Line 378-379: The great concentraion was located in BTH, which averaged AOD peak values was 0.44, 0.68, 0.48, 0.52, respectively it is incoherent. respect to what???

Lines 391 : emssion  emission

Line 398-400: “A high GHGs emssion pathway induced to decreased PBLH that would further had connection with inceased air pollution through vertical mixing.”   emission, decrease, have further, increased

and much more!!!!

 

The authors should also reconsider the information state in the Introduction. The author just put some inconsistent and non-relevant text together. Furthermore, they reference studies that have compared different scenarios in their studies, but without any information about the relevance of those studies to their comparison and evaluation.
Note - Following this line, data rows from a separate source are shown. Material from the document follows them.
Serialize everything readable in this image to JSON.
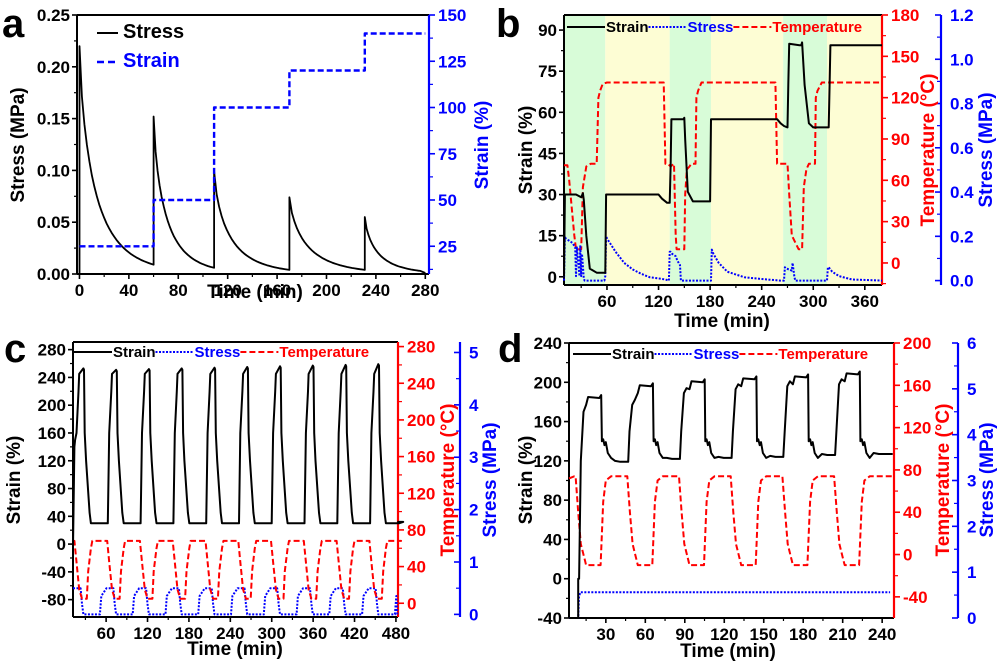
{
  "colors": {
    "black": "#000000",
    "red": "#ff0000",
    "blue": "#0000ff",
    "green_band": "#d8fcd8",
    "yellow_band": "#fdfdd4"
  },
  "chart_data": [
    {
      "panel": "a",
      "type": "line",
      "xlabel": "Time (min)",
      "ylabel": "Stress (MPa)",
      "y2label": "Strain (%)",
      "xlim": [
        -2,
        283
      ],
      "ylim": [
        0,
        0.25
      ],
      "y2lim": [
        10,
        150
      ],
      "xticks": [
        0,
        40,
        80,
        120,
        160,
        200,
        240,
        280
      ],
      "yticks": [
        "0.00",
        "0.05",
        "0.10",
        "0.15",
        "0.20",
        "0.25"
      ],
      "y2ticks": [
        25,
        50,
        75,
        100,
        125,
        150
      ],
      "legend": {
        "placement": "top-left",
        "entries": [
          {
            "label": "Stress",
            "style": "solid",
            "color": "#000000"
          },
          {
            "label": "Strain",
            "style": "dashed",
            "color": "#0000ff"
          }
        ]
      },
      "series": [
        {
          "name": "Stress",
          "axis": "left",
          "style": "solid",
          "color": "#000000",
          "segments": [
            {
              "t0": 0,
              "t1": 60,
              "peak": 0.22,
              "end": 0.009
            },
            {
              "t0": 60,
              "t1": 109,
              "peak": 0.152,
              "end": 0.006
            },
            {
              "t0": 109,
              "t1": 170,
              "peak": 0.099,
              "end": 0.004
            },
            {
              "t0": 170,
              "t1": 231,
              "peak": 0.074,
              "end": 0.004
            },
            {
              "t0": 231,
              "t1": 276,
              "peak": 0.055,
              "end": 0.003
            }
          ]
        },
        {
          "name": "Strain",
          "axis": "right",
          "style": "dashed",
          "color": "#0000ff",
          "x": [
            0,
            60,
            60,
            109,
            109,
            170,
            170,
            231,
            231,
            280
          ],
          "y": [
            25,
            25,
            50,
            50,
            100,
            100,
            120,
            120,
            140,
            140
          ]
        }
      ]
    },
    {
      "panel": "b",
      "type": "line",
      "xlabel": "Time (min)",
      "ylabel": "Strain (%)",
      "y2label": "Temperature (°C)",
      "y3label": "Stress (MPa)",
      "xlim": [
        10,
        380
      ],
      "ylim": [
        -3,
        95.5
      ],
      "y2lim": [
        -16,
        180
      ],
      "y3lim": [
        -0.02,
        1.2
      ],
      "xticks": [
        60,
        120,
        180,
        240,
        300,
        360
      ],
      "yticks": [
        0,
        15,
        30,
        45,
        60,
        75,
        90
      ],
      "y2ticks": [
        0,
        30,
        60,
        90,
        120,
        150,
        180
      ],
      "y3ticks": [
        "0.0",
        "0.2",
        "0.4",
        "0.6",
        "0.8",
        "1.0",
        "1.2"
      ],
      "legend": {
        "placement": "top",
        "entries": [
          {
            "label": "Strain",
            "style": "solid",
            "color": "#000000"
          },
          {
            "label": "Stress",
            "style": "dotted",
            "color": "#0000ff"
          },
          {
            "label": "Temperature",
            "style": "dashed",
            "color": "#ff0000"
          }
        ]
      },
      "bands": [
        {
          "from": 10,
          "to": 58,
          "color": "green"
        },
        {
          "from": 58,
          "to": 133,
          "color": "yellow"
        },
        {
          "from": 133,
          "to": 181,
          "color": "green"
        },
        {
          "from": 181,
          "to": 265,
          "color": "yellow"
        },
        {
          "from": 265,
          "to": 316,
          "color": "green"
        },
        {
          "from": 316,
          "to": 380,
          "color": "yellow"
        }
      ],
      "series": [
        {
          "name": "Strain",
          "axis": "left",
          "style": "solid",
          "color": "#000000",
          "x": [
            10,
            11,
            12,
            24,
            30,
            32,
            33,
            36,
            40,
            48,
            56,
            58,
            59,
            60,
            120,
            124,
            130,
            133,
            134,
            135,
            147,
            149,
            150,
            151,
            154,
            160,
            170,
            180,
            181,
            182,
            258,
            262,
            266,
            270,
            271,
            272,
            284,
            286,
            287,
            290,
            295,
            300,
            318,
            319,
            320,
            380
          ],
          "y": [
            0,
            30,
            30,
            30,
            29,
            30.5,
            28,
            15,
            3,
            1.5,
            1.5,
            1.5,
            30,
            30,
            30,
            28.5,
            27,
            27,
            40,
            57.5,
            57.5,
            57.5,
            58,
            50,
            31,
            27.5,
            27.5,
            27.5,
            57.5,
            57.5,
            57.5,
            56,
            55,
            54.5,
            70,
            85,
            84.5,
            84.5,
            85.5,
            70,
            56,
            54.5,
            54.5,
            70,
            84.5,
            84.5
          ]
        },
        {
          "name": "Stress",
          "axis": "right2",
          "style": "dotted",
          "color": "#0000ff",
          "x": [
            10,
            11,
            12,
            20,
            23,
            24,
            25,
            28,
            29,
            30,
            31,
            33,
            34,
            36,
            57,
            58,
            59,
            60,
            70,
            80,
            90,
            100,
            110,
            120,
            128,
            132,
            133,
            134,
            136,
            140,
            142,
            145,
            146,
            150,
            181,
            182,
            184,
            190,
            200,
            220,
            240,
            262,
            266,
            267,
            268,
            272,
            275,
            276,
            278,
            279,
            280,
            316,
            317,
            318,
            322,
            330,
            345,
            380
          ],
          "y": [
            0,
            0.2,
            0.19,
            0.17,
            0.15,
            0.02,
            0.15,
            0.02,
            0.16,
            0.02,
            0.12,
            0.01,
            0,
            0,
            0,
            0.02,
            0.2,
            0.19,
            0.13,
            0.08,
            0.05,
            0.03,
            0.015,
            0.01,
            0.005,
            0,
            0.13,
            0.13,
            0.12,
            0.11,
            0.09,
            0.07,
            0,
            0,
            0,
            0.14,
            0.12,
            0.08,
            0.04,
            0.015,
            0.007,
            0,
            0,
            0.06,
            0.055,
            0.05,
            0.045,
            0.08,
            0.02,
            0,
            0,
            0,
            0.06,
            0.06,
            0.04,
            0.02,
            0.005,
            0
          ]
        },
        {
          "name": "Temperature",
          "axis": "right",
          "style": "dashed",
          "color": "#ff0000",
          "x": [
            10,
            14,
            16,
            22,
            24,
            28,
            30,
            32,
            36,
            41,
            46,
            48,
            50,
            52,
            55,
            60,
            126,
            127,
            128,
            131,
            134,
            138,
            140,
            141,
            148,
            150,
            151,
            153,
            156,
            158,
            163,
            164,
            166,
            170,
            256,
            257,
            258,
            261,
            266,
            270,
            272,
            275,
            283,
            285,
            287,
            289,
            292,
            295,
            302,
            303,
            305,
            310,
            380
          ],
          "y": [
            71,
            71,
            60,
            20,
            10,
            10,
            10,
            55,
            70,
            72,
            72,
            72,
            120,
            125,
            130,
            131,
            131,
            100,
            72,
            72,
            70,
            72,
            20,
            10,
            10,
            10,
            50,
            68,
            70,
            72,
            72,
            120,
            125,
            131,
            131,
            100,
            72,
            72,
            72,
            72,
            50,
            20,
            10,
            10,
            10,
            55,
            68,
            72,
            72,
            120,
            125,
            131,
            131
          ]
        }
      ]
    },
    {
      "panel": "c",
      "type": "line",
      "xlabel": "Time (min)",
      "ylabel": "Strain (%)",
      "y2label": "Temperature (°C)",
      "y3label": "Stress (MPa)",
      "xlim": [
        12,
        483
      ],
      "ylim": [
        -105,
        291
      ],
      "y2lim": [
        -15,
        285
      ],
      "y3lim": [
        -0.05,
        5.2
      ],
      "xticks": [
        60,
        120,
        180,
        240,
        300,
        360,
        420,
        480
      ],
      "yticks": [
        -80,
        -40,
        0,
        40,
        80,
        120,
        160,
        200,
        240,
        280
      ],
      "y2ticks": [
        0,
        40,
        80,
        120,
        160,
        200,
        240,
        280
      ],
      "y3ticks": [
        0,
        1,
        2,
        3,
        4,
        5
      ],
      "legend": {
        "placement": "top",
        "entries": [
          {
            "label": "Strain",
            "style": "solid",
            "color": "#000000"
          },
          {
            "label": "Stress",
            "style": "dotted",
            "color": "#0000ff"
          },
          {
            "label": "Temperature",
            "style": "dashed",
            "color": "#ff0000"
          }
        ]
      },
      "cycles": {
        "count": 10,
        "period": 47.5,
        "start": 12,
        "strain": {
          "low": 30,
          "high": [
            253,
            251,
            252,
            253,
            254,
            255,
            256,
            257,
            258,
            259
          ]
        },
        "temperature": {
          "low": 5,
          "high": 68
        },
        "stress": {
          "low": 0,
          "high": 0.5
        }
      }
    },
    {
      "panel": "d",
      "type": "line",
      "xlabel": "Time (min)",
      "ylabel": "Strain (%)",
      "y2label": "Temperature (°C)",
      "y3label": "Stress (MPa)",
      "xlim": [
        2,
        249
      ],
      "ylim": [
        -40,
        240
      ],
      "y2lim": [
        -60,
        200
      ],
      "y3lim": [
        0,
        6
      ],
      "xticks": [
        30,
        60,
        90,
        120,
        150,
        180,
        210,
        240
      ],
      "yticks": [
        -40,
        0,
        40,
        80,
        120,
        160,
        200,
        240
      ],
      "y2ticks": [
        -40,
        0,
        40,
        80,
        120,
        160,
        200
      ],
      "y3ticks": [
        0,
        1,
        2,
        3,
        4,
        5,
        6
      ],
      "legend": {
        "placement": "top",
        "entries": [
          {
            "label": "Strain",
            "style": "solid",
            "color": "#000000"
          },
          {
            "label": "Stress",
            "style": "dotted",
            "color": "#0000ff"
          },
          {
            "label": "Temperature",
            "style": "dashed",
            "color": "#ff0000"
          }
        ]
      },
      "cycles": {
        "count": 6,
        "period": 39.3,
        "start": 9,
        "strain": {
          "high": [
            185,
            197,
            201,
            204,
            206,
            209
          ],
          "low": [
            119,
            122,
            123,
            124,
            126,
            127
          ]
        },
        "temperature": {
          "low": -10,
          "high": 74
        },
        "stress": {
          "value": 0.56
        }
      }
    }
  ],
  "panels": {
    "a": {
      "letter": "a",
      "xlabel": "Time (min)",
      "ylabel": "Stress (MPa)",
      "y2label": "Strain (%)",
      "legend": [
        "Stress",
        "Strain"
      ]
    },
    "b": {
      "letter": "b",
      "xlabel": "Time (min)",
      "ylabel": "Strain (%)",
      "y2label": "Temperature (°C)",
      "y3label": "Stress (MPa)",
      "legend": [
        "Strain",
        "Stress",
        "Temperature"
      ]
    },
    "c": {
      "letter": "c",
      "xlabel": "Time (min)",
      "ylabel": "Strain (%)",
      "y2label": "Temperature (°C)",
      "y3label": "Stress (MPa)",
      "legend": [
        "Strain",
        "Stress",
        "Temperature"
      ]
    },
    "d": {
      "letter": "d",
      "xlabel": "Time (min)",
      "ylabel": "Strain (%)",
      "y2label": "Temperature (°C)",
      "y3label": "Stress (MPa)",
      "legend": [
        "Strain",
        "Stress",
        "Temperature"
      ]
    }
  }
}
For example, on page 2 line 63-67, the authors state that “Yahya et al. (2017) used WRF-Chem to project the climate and air quality in the U.S from 2046 to 2055 in the RCP4.5 and RCP8.5 scenarios [16]. Gao et al. (2021) applied CESM (NCAR's Community Earth System Model) to analyze the differences in aerosol concentrations and annual variations in the RCP2.6, RCP4.5 and RCP8.5 66 scenarios, respectively [17] . . .”, but do not provide information about the major findings of these studies or at least the information from these studies that is relevant to their own.

 

I highly recommend that the author also rewrite the result sections, especially section 4. The authors pointlessly extract just lots of unimportant and redundant number and statics that are easily can be reached out at the figures as well, in many paragraphs. They do not provide an appreciated explanation for any single result. To justify a publication, it would be necessary to concentrate on few new outcomes, which has not yet been done consequently. Therefore, I recommend revising the manuscript in order to highlight and analyze main valuable results that have so far not discussed in previous publications together with interpretation of the outcome.

 

General questions:

In Figures 6 and 7, differences of the predicted AOD and concentration of PM2.5 whether between the two simulations using RCP8.5 and RCP4.5 scenarios (the fifth row) or simulations for the future scenarios and historical period (the second and furth rows) are absolutely small against the average predicted AOD and concentration of PM2.5 (the first or third rows). How can the author conclude whether two model simulations are significantly different from one another? In other words, are the difference in mean value of the two data set statistically significant in comparison with the variance between the data in two series from their respective means? I highly encourage the author, for making their results reliable, to perform a statistical practice using Two-tailed t-test (inspired by Hedegaard et al., 2008- https://doi.org/10.5194/acp-8-3337-2008).

Can the author explain why the model predict the planetary boundary layer height different for two scenarios (Figure 9, row3)?

Author Response

Please see the attachment.

Author Response File: Author Response.docx

Round 2

Reviewer 2 Report

The authors did a good job improving the manuscript. However, I feel that the manuscript needs a language check or proofreading. At some parts, the manuscript is too wordy and could be shortened.

Reviewer 3 Report

The authors have tried to address the comments raised and incorporated them in the revised manuscript, especially with clarification and discussion of the results. Overall, I think the manuscript merits publication and could be useful for the rest of the scientific community.